Better data collection, he said, could ensure that families that primarily speak an Indigenous language are offered the support that they need and help educators evaluate the creation of Indigenous language programs. The school district’s Board of Education voted last month to appropriate $10 million to support Indigenous students.
“Right now what we’re facing is a massive invisibility within the district,” he said. “Nobody knows how many Indigenous students are enrolled in LAUSD schools.”
Indigenous activists have already worked with government agencies to address language barriers. In 2019, CIELO partnered with Los Angeles police to provide pocket cards for officers that can help them identify an Indigenous language speaker and, if necessary, call an interpreter. The initiative grew out of years of training by Indigenous Mexican community leaders for LAPD officers following the 2010 fatal shooting of Manuel Jaminez Xum, an Indigenous Maya man who spoke K’iche’.
CIELO says that its vaccine outreach campaign, which has helped more than 2,000 people get appointments, shows why data are crucial. Martinez said they shared the map with county health officials to advocate for a mobile vaccination site for Indigenous residents.
On a recent hot Saturday afternoon, CIELO staffers Aurora Pedro, who speaks the Mayan language Akateco, and Alba Gonzalez, who speaks K’iche’, met by MacArthur Park in Central L.A. to begin their outreach.
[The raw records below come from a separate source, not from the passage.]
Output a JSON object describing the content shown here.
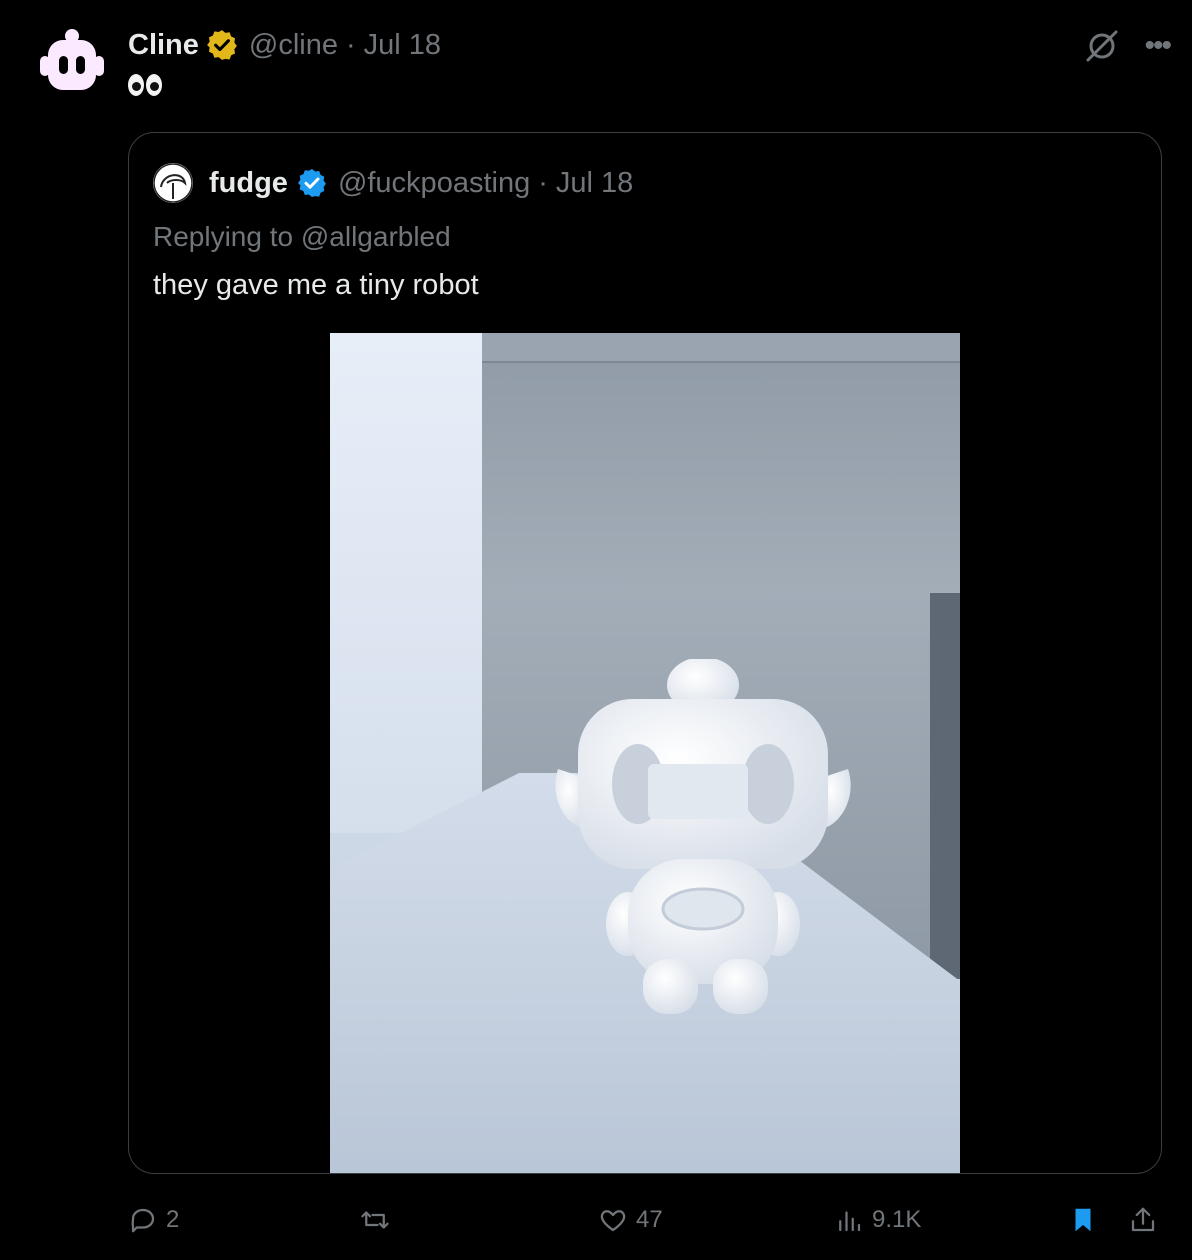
{
  "tweet": {
    "author_name": "Cline",
    "handle": "@cline",
    "separator": "·",
    "date": "Jul 18",
    "text_emoji": "eyes-emoji"
  },
  "quote": {
    "author_name": "fudge",
    "handle": "@fuckpoasting",
    "separator": "·",
    "date": "Jul 18",
    "replying_to": "Replying to @allgarbled",
    "text": "they gave me a tiny robot"
  },
  "actions": {
    "replies": "2",
    "likes": "47",
    "views": "9.1K"
  },
  "colors": {
    "background": "#000000",
    "text_primary": "#e7e9ea",
    "text_secondary": "#71767b",
    "gold_badge": "#e2b719",
    "blue_badge": "#1d9bf0",
    "bookmark_blue": "#1d9bf0"
  }
}
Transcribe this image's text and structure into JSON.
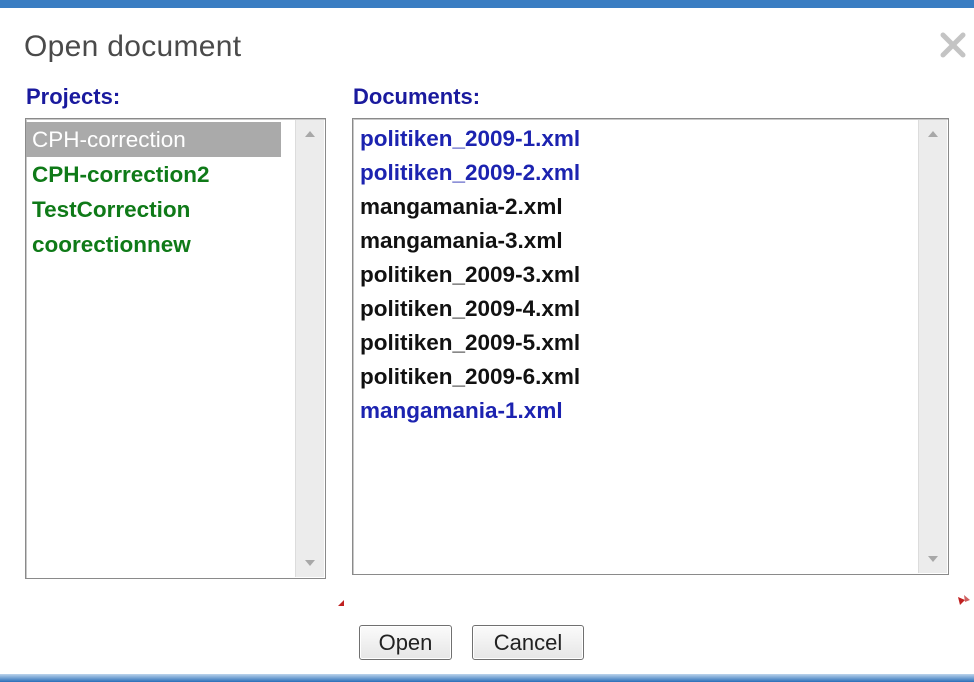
{
  "dialog": {
    "title": "Open document",
    "close_icon": "close-icon",
    "accent_color": "#3a7dc2"
  },
  "projects": {
    "label": "Projects:",
    "items": [
      {
        "label": "CPH-correction",
        "selected": true
      },
      {
        "label": "CPH-correction2"
      },
      {
        "label": "TestCorrection"
      },
      {
        "label": "coorectionnew"
      }
    ],
    "item_color": "#0f7a18"
  },
  "documents": {
    "label": "Documents:",
    "items": [
      {
        "label": "politiken_2009-1.xml",
        "color": "blue"
      },
      {
        "label": "politiken_2009-2.xml",
        "color": "blue"
      },
      {
        "label": "mangamania-2.xml",
        "color": "black"
      },
      {
        "label": "mangamania-3.xml",
        "color": "black"
      },
      {
        "label": "politiken_2009-3.xml",
        "color": "black"
      },
      {
        "label": "politiken_2009-4.xml",
        "color": "black"
      },
      {
        "label": "politiken_2009-5.xml",
        "color": "black"
      },
      {
        "label": "politiken_2009-6.xml",
        "color": "black"
      },
      {
        "label": "mangamania-1.xml",
        "color": "blue"
      }
    ]
  },
  "buttons": {
    "open_label": "Open",
    "cancel_label": "Cancel"
  }
}
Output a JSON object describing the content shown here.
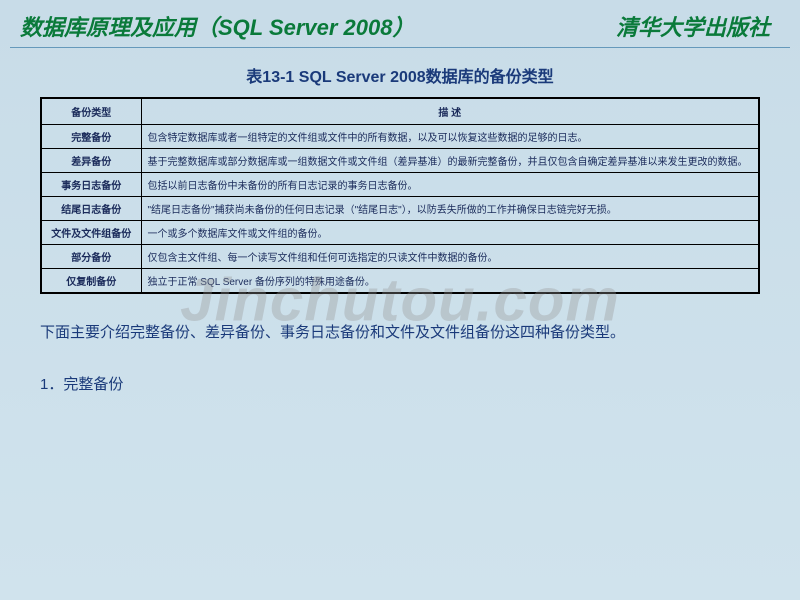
{
  "header": {
    "titleLeft": "数据库原理及应用（SQL Server 2008）",
    "titleRight": "清华大学出版社"
  },
  "tableTitle": "表13-1  SQL Server 2008数据库的备份类型",
  "table": {
    "headers": {
      "col1": "备份类型",
      "col2": "描  述"
    },
    "rows": [
      {
        "type": "完整备份",
        "desc": "包含特定数据库或者一组特定的文件组或文件中的所有数据，以及可以恢复这些数据的足够的日志。"
      },
      {
        "type": "差异备份",
        "desc": "基于完整数据库或部分数据库或一组数据文件或文件组（差异基准）的最新完整备份，并且仅包含自确定差异基准以来发生更改的数据。"
      },
      {
        "type": "事务日志备份",
        "desc": "包括以前日志备份中未备份的所有日志记录的事务日志备份。"
      },
      {
        "type": "结尾日志备份",
        "desc": "\"结尾日志备份\"捕获尚未备份的任何日志记录（\"结尾日志\"），以防丢失所做的工作并确保日志链完好无损。"
      },
      {
        "type": "文件及文件组备份",
        "desc": "一个或多个数据库文件或文件组的备份。"
      },
      {
        "type": "部分备份",
        "desc": "仅包含主文件组、每一个读写文件组和任何可选指定的只读文件中数据的备份。"
      },
      {
        "type": "仅复制备份",
        "desc": "独立于正常 SQL Server 备份序列的特殊用途备份。"
      }
    ]
  },
  "bodyText": "下面主要介绍完整备份、差异备份、事务日志备份和文件及文件组备份这四种备份类型。",
  "sectionHeading": "1．完整备份",
  "watermark": "Jinchutou.com"
}
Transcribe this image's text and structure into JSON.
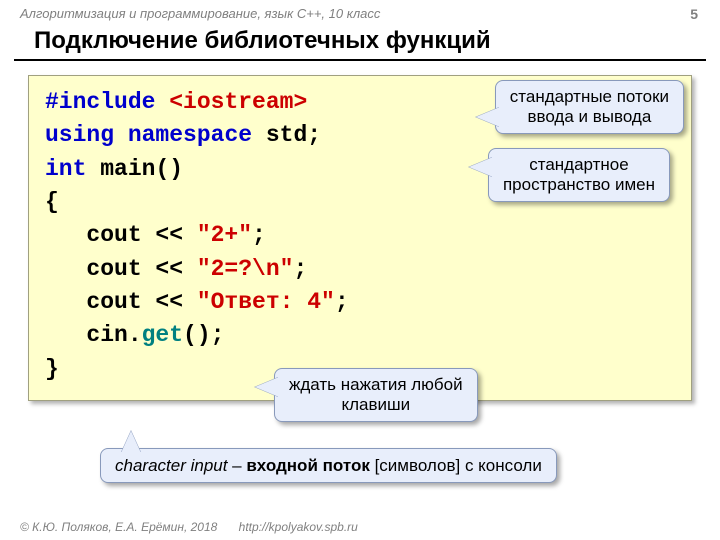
{
  "header": {
    "subtitle": "Алгоритмизация и программирование, язык  C++, 10 класс",
    "page": "5"
  },
  "title": "Подключение библиотечных функций",
  "code": {
    "l1a": "#include",
    "l1b": "<iostream>",
    "l2a": "using",
    "l2b": "namespace",
    "l2c": "std;",
    "l3a": "int",
    "l3b": "main()",
    "l4": "{",
    "l5a": "   cout << ",
    "l5b": "\"2+\"",
    "l5c": ";",
    "l6a": "   cout << ",
    "l6b": "\"2=?\\n\"",
    "l6c": ";",
    "l7a": "   cout << ",
    "l7b": "\"Ответ: 4\"",
    "l7c": ";",
    "l8a": "   cin.",
    "l8b": "get",
    "l8c": "();",
    "l9": "}"
  },
  "callouts": {
    "c1l1": "стандартные потоки",
    "c1l2": "ввода и вывода",
    "c2l1": "стандартное",
    "c2l2": "пространство имен",
    "c3l1": "ждать нажатия любой",
    "c3l2": "клавиши",
    "bottom_i": "character input",
    "bottom_dash": " – ",
    "bottom_b": "входной поток",
    "bottom_rest": " [символов] с консоли"
  },
  "footer": {
    "copy": "© К.Ю. Поляков, Е.А. Ерёмин, 2018",
    "url": "http://kpolyakov.spb.ru"
  }
}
They asked fruit juice and clothing vendors lining the sidewalk if they had gotten the COVID-19 vaccine. Most had and accepted some fliers with information on vaccination sites to keep at their stands.
In an indoor shopping plaza, Francisco Hernandez, a 36-year-old electronics vendor from Guatemala’s region of Totonicapan, told the women he spoke K’iche’. He said he had recently given one of their fliers to a Maya man who he suspected lacked information about the vaccine.
“I explained to him in my language,” he said.
Nearby, Elizabeth Huinac, 33, also from Totonicapan, sold baby clothes. She told the women that she and most of her family hadn’t been vaccinated because of doubts about whether the vaccine worked or was safe.
But she said she was now inclined to get it, encouraged by hearing from others — such as the outreach workers — who had done so.
“It takes away a bit of the fear,” she said.